Now, while putting a paper into HFINQI prompted the Mössbauer work, which is a backwards way of choosing what science to do, it was by no means a silly experiment to do, as the site-symmetry information available from the technique complements the crystal symmetry information from neutron diffraction, and has indeed enhanced our understanding of the compound.
The paper is available (paywalled, I’m sorry to say) at http://dx.doi.org/10.1007/s10751-014-1108-6.
Chemical and magnetic ordering in Fe0.5Ni0.5PS3 by D.J.Goossens · G.A.Stewart · W.T.Lee · A.J.Studer, Hyperfine Interactions (full reference not yet available as of Dec 27, 2014).
Last year Fred Marlton did his Honours in Chemistry at ANU, and this year the little paper we wrote came out. It was more done to give Fred a sense of the publishing process, and communicating science in that way, but it does have a few handy results in it as well, ones that could save time and effort for people synthesising compounds from the family LnxY1−xMnO3. The paper is published in Zeitschrift für Naturforschung B, which is a venerable journal with, based on this experience, an excellent editorial process. The abstract can be viewed here. The paper seems to be fully available here.

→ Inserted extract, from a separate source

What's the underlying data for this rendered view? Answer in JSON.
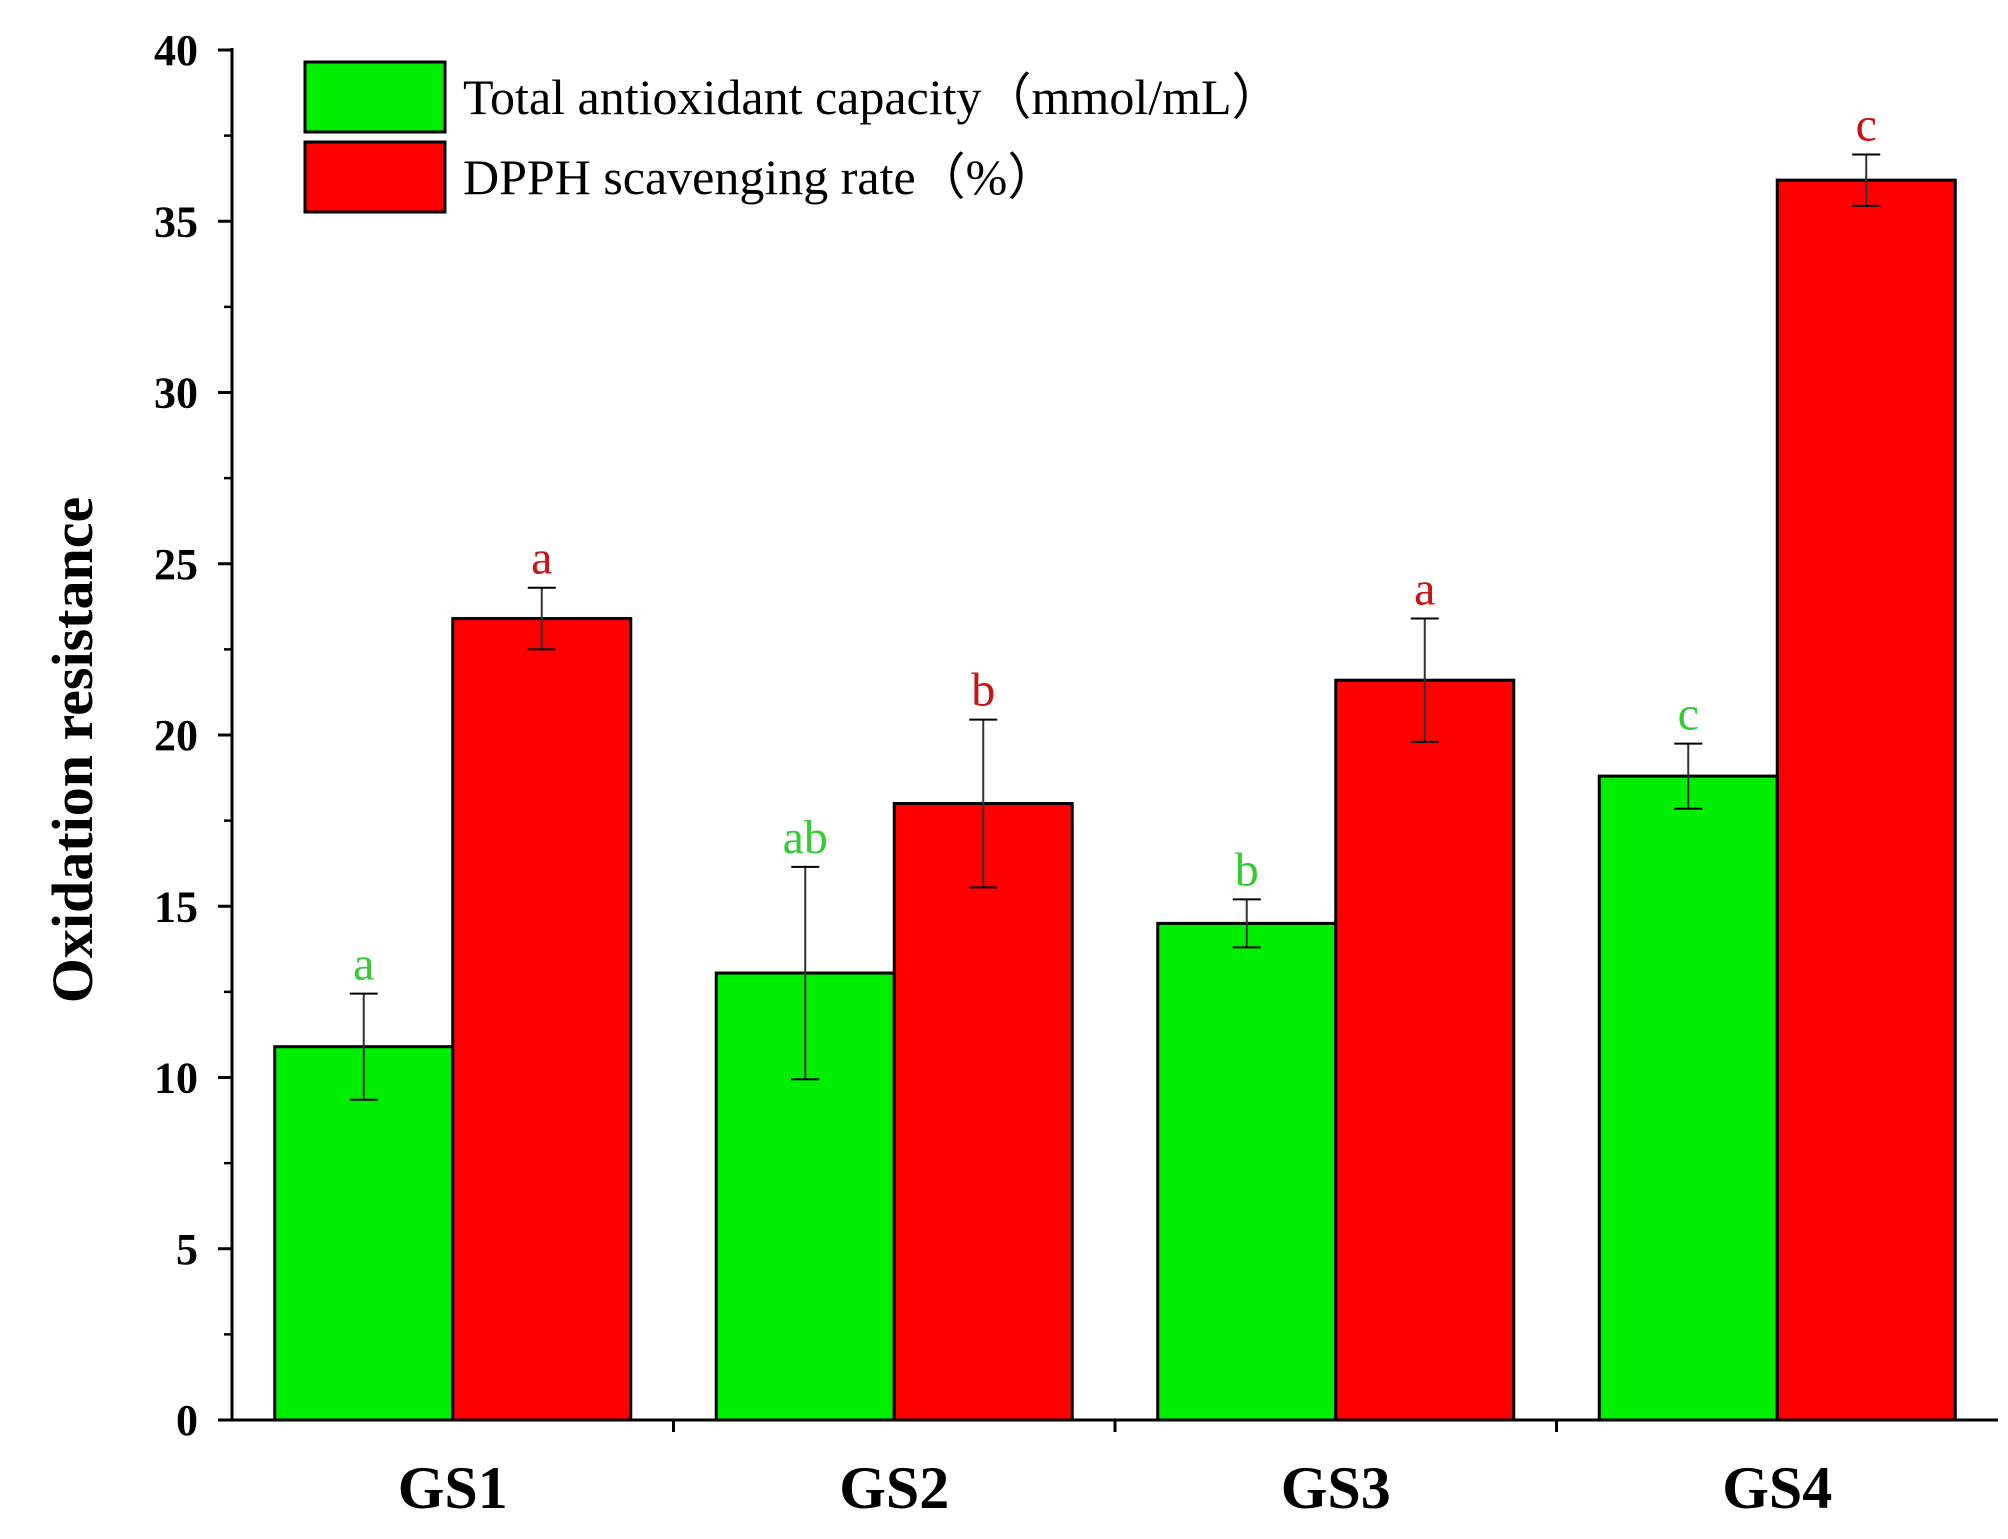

In essence the title says it all; we used microwave sintering to make the samples, which saved an order of magnitude in time and electricity, and allowed Fred to quickly map out the whole phase diagram describing where these compounds form.
What we found was that solid-state microwave synthesis allows manufacture of high-quality samples in hours rather than days. The resulting phase diagram accords well with results from the literature, and from calculations based on the Goldschmidt tolerance factor for the stability of perovskite structures, suggesting that the transformation from hexagonal to perovskite with doping is driven essentially by ion sizes. Some results concerning the microwave synthesis of BaLnInO4 compounds, where Ln is a lanthanide, are noted. Microwave sintering of BaNdInO4 yields single-phase samples where conventional sintering does not.